En los últimos 10 años hemos producido más toneladas de plástico que en todo el siglo XX y se prevé una producción aún mayor en los próximos años. Sólo una pequeña parte del plástico se recicla y todo lo demás va a parar al mar. En agosto del año pasado, Francia aprobó una ley que prohíbe la producción de vasos, platos y cubiertos de plástico y, que obliga a que, a partir del 2020, estos elementos estén hechos de materiales biodegradables. Mmm…veo el 2020 un poco lejos, pero bueno, por lo menos se comienzan a tomar medidas.

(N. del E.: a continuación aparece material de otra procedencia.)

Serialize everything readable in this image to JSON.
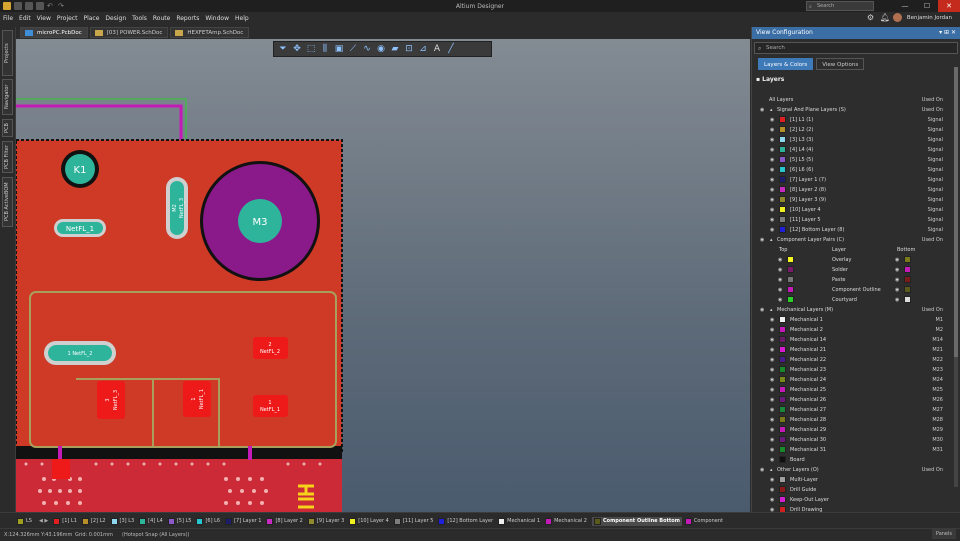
{
  "app": {
    "title": "Altium Designer"
  },
  "titlebar": {
    "search_placeholder": "Search"
  },
  "menu": [
    "File",
    "Edit",
    "View",
    "Project",
    "Place",
    "Design",
    "Tools",
    "Route",
    "Reports",
    "Window",
    "Help"
  ],
  "user": {
    "name": "Benjamin Jordan"
  },
  "left_tabs": [
    "Projects",
    "Navigator",
    "PCB",
    "PCB Filter",
    "PCB ActiveBOM"
  ],
  "doc_tabs": [
    {
      "label": "microPC.PcbDoc",
      "active": true
    },
    {
      "label": "[03] POWER.SchDoc",
      "active": false
    },
    {
      "label": "HEXFETAmp.SchDoc",
      "active": false
    }
  ],
  "pcb": {
    "k1": "K1",
    "m3": "M3",
    "m2_a": "M2",
    "m2_b": "NetFL_3",
    "netfl1": "NetFL_1",
    "pad_netfl2": "1 NetFL_2",
    "pad_small_1": "2",
    "pad_small_2": "NetFL_2",
    "pad_l_1": "3",
    "pad_l_2": "NetFL_3",
    "pad_m_1": "1",
    "pad_m_2": "NetFL_1",
    "pad_r_1": "1",
    "pad_r_2": "NetFL_1"
  },
  "panel": {
    "title": "View Configuration",
    "search_placeholder": "Search",
    "tabs": [
      "Layers & Colors",
      "View Options"
    ],
    "layers_title": "Layers",
    "rows": [
      {
        "label": "All Layers",
        "val": "Used On",
        "indent": 0,
        "eye": false,
        "hdr": true
      },
      {
        "label": "Signal And Plane Layers (S)",
        "val": "Used On",
        "indent": 1,
        "eye": true,
        "hdr": true
      },
      {
        "label": "[1] L1 (1)",
        "val": "Signal",
        "color": "#e02020",
        "indent": 2,
        "eye": true
      },
      {
        "label": "[2] L2 (2)",
        "val": "Signal",
        "color": "#b8902a",
        "indent": 2,
        "eye": true
      },
      {
        "label": "[3] L3 (3)",
        "val": "Signal",
        "color": "#8fd7ef",
        "indent": 2,
        "eye": true
      },
      {
        "label": "[4] L4 (4)",
        "val": "Signal",
        "color": "#2fb49c",
        "indent": 2,
        "eye": true
      },
      {
        "label": "[5] L5 (5)",
        "val": "Signal",
        "color": "#8b59c9",
        "indent": 2,
        "eye": true
      },
      {
        "label": "[6] L6 (6)",
        "val": "Signal",
        "color": "#27c7d0",
        "indent": 2,
        "eye": true
      },
      {
        "label": "[7] Layer 1 (7)",
        "val": "Signal",
        "color": "#1d1d6a",
        "indent": 2,
        "eye": true
      },
      {
        "label": "[8] Layer 2 (8)",
        "val": "Signal",
        "color": "#c82bc1",
        "indent": 2,
        "eye": true
      },
      {
        "label": "[9] Layer 3 (9)",
        "val": "Signal",
        "color": "#8f8a2c",
        "indent": 2,
        "eye": true
      },
      {
        "label": "[10] Layer 4",
        "val": "Signal",
        "color": "#f0f020",
        "indent": 2,
        "eye": true
      },
      {
        "label": "[11] Layer 5",
        "val": "Signal",
        "color": "#7d7d7d",
        "indent": 2,
        "eye": true
      },
      {
        "label": "[12] Bottom Layer (8)",
        "val": "Signal",
        "color": "#2020d8",
        "indent": 2,
        "eye": true
      },
      {
        "label": "Component Layer Pairs (C)",
        "val": "Used On",
        "indent": 1,
        "eye": true,
        "hdr": true
      },
      {
        "label": "Top",
        "mid": "Layer",
        "val": "Bottom",
        "indent": 2,
        "eye": false,
        "pairhdr": true
      },
      {
        "label": "Overlay",
        "color": "#f5f520",
        "color2": "#7a7a1a",
        "indent": 3,
        "pair": true
      },
      {
        "label": "Solder",
        "color": "#7a1a6a",
        "color2": "#c41ab8",
        "indent": 3,
        "pair": true
      },
      {
        "label": "Paste",
        "color": "#777777",
        "color2": "#7a1a1a",
        "indent": 3,
        "pair": true
      },
      {
        "label": "Component Outline",
        "color": "#c41ab8",
        "color2": "#5a5a1a",
        "indent": 3,
        "pair": true
      },
      {
        "label": "Courtyard",
        "color": "#2ad02a",
        "color2": "#dddddd",
        "indent": 3,
        "pair": true
      },
      {
        "label": "Mechanical Layers (M)",
        "val": "Used On",
        "indent": 1,
        "eye": true,
        "hdr": true
      },
      {
        "label": "Mechanical 1",
        "val": "M1",
        "color": "#f0f0f0",
        "indent": 2,
        "eye": true
      },
      {
        "label": "Mechanical 2",
        "val": "M2",
        "color": "#c41ab8",
        "indent": 2,
        "eye": true
      },
      {
        "label": "Mechanical 14",
        "val": "M14",
        "color": "#6a1a6a",
        "indent": 2,
        "eye": true
      },
      {
        "label": "Mechanical 21",
        "val": "M21",
        "color": "#d81ad0",
        "indent": 2,
        "eye": true
      },
      {
        "label": "Mechanical 22",
        "val": "M22",
        "color": "#4a1a8a",
        "indent": 2,
        "eye": true
      },
      {
        "label": "Mechanical 23",
        "val": "M23",
        "color": "#1a8a2a",
        "indent": 2,
        "eye": true
      },
      {
        "label": "Mechanical 24",
        "val": "M24",
        "color": "#7a8a1a",
        "indent": 2,
        "eye": true
      },
      {
        "label": "Mechanical 25",
        "val": "M25",
        "color": "#c41ab8",
        "indent": 2,
        "eye": true
      },
      {
        "label": "Mechanical 26",
        "val": "M26",
        "color": "#6a1a7a",
        "indent": 2,
        "eye": true
      },
      {
        "label": "Mechanical 27",
        "val": "M27",
        "color": "#1a8a3a",
        "indent": 2,
        "eye": true
      },
      {
        "label": "Mechanical 28",
        "val": "M28",
        "color": "#7a7a1a",
        "indent": 2,
        "eye": true
      },
      {
        "label": "Mechanical 29",
        "val": "M29",
        "color": "#c41ab8",
        "indent": 2,
        "eye": true
      },
      {
        "label": "Mechanical 30",
        "val": "M30",
        "color": "#6a1a7a",
        "indent": 2,
        "eye": true
      },
      {
        "label": "Mechanical 31",
        "val": "M31",
        "color": "#1a8a2a",
        "indent": 2,
        "eye": true
      },
      {
        "label": "Board",
        "val": "",
        "color": "#111111",
        "indent": 2,
        "eye": true
      },
      {
        "label": "Other Layers (O)",
        "val": "Used On",
        "indent": 1,
        "eye": true,
        "hdr": true
      },
      {
        "label": "Multi-Layer",
        "val": "",
        "color": "#a0a0a0",
        "indent": 2,
        "eye": true
      },
      {
        "label": "Drill Guide",
        "val": "",
        "color": "#8a1a1a",
        "indent": 2,
        "eye": true
      },
      {
        "label": "Keep-Out Layer",
        "val": "",
        "color": "#d020d0",
        "indent": 2,
        "eye": true
      },
      {
        "label": "Drill Drawing",
        "val": "",
        "color": "#d02020",
        "indent": 2,
        "eye": true
      }
    ]
  },
  "layer_strip": [
    {
      "label": "LS",
      "color": "#a0a020"
    },
    {
      "label": "[1] L1",
      "color": "#e02020"
    },
    {
      "label": "[2] L2",
      "color": "#b8902a"
    },
    {
      "label": "[3] L3",
      "color": "#8fd7ef"
    },
    {
      "label": "[4] L4",
      "color": "#2fb49c"
    },
    {
      "label": "[5] L5",
      "color": "#8b59c9"
    },
    {
      "label": "[6] L6",
      "color": "#27c7d0"
    },
    {
      "label": "[7] Layer 1",
      "color": "#1d1d6a"
    },
    {
      "label": "[8] Layer 2",
      "color": "#c82bc1"
    },
    {
      "label": "[9] Layer 3",
      "color": "#8f8a2c"
    },
    {
      "label": "[10] Layer 4",
      "color": "#f0f020"
    },
    {
      "label": "[11] Layer 5",
      "color": "#7d7d7d"
    },
    {
      "label": "[12] Bottom Layer",
      "color": "#2020d8"
    },
    {
      "label": "Mechanical 1",
      "color": "#f0f0f0"
    },
    {
      "label": "Mechanical 2",
      "color": "#c41ab8"
    },
    {
      "label": "Component Outline Bottom",
      "color": "#5a5a1a",
      "active": true
    },
    {
      "label": "Component",
      "color": "#c41ab8"
    }
  ],
  "status": {
    "coords": "X:124.326mm Y:43.196mm",
    "grid": "Grid: 0.001mm",
    "snap": "(Hotspot Snap (All Layers))",
    "panels": "Panels"
  }
}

No quiero enumerar las mil razones que hay para no fomentar el uso del plástico en nuestras vidas, en Internet he encontrado mucha información al respecto y no quiero ponerme fatalista (o a llorar otra vez), simplemente quiero animaros a crear conciencia en los más pequeños para que cuiden el futuro de este mundo en el que vivimos. Esto sólo podemos hacerlo con el ejemplo.

Ayer, cuando terminamos de tachar todas las cosas que no pertenecían al mar, cambiamos las caras de nuestros dibujos y los niños se fueron contentos a casa. Espero haber dejado una huella, aunque sea pequeñita, y este verano sean mis pequeños embajadores de la playa.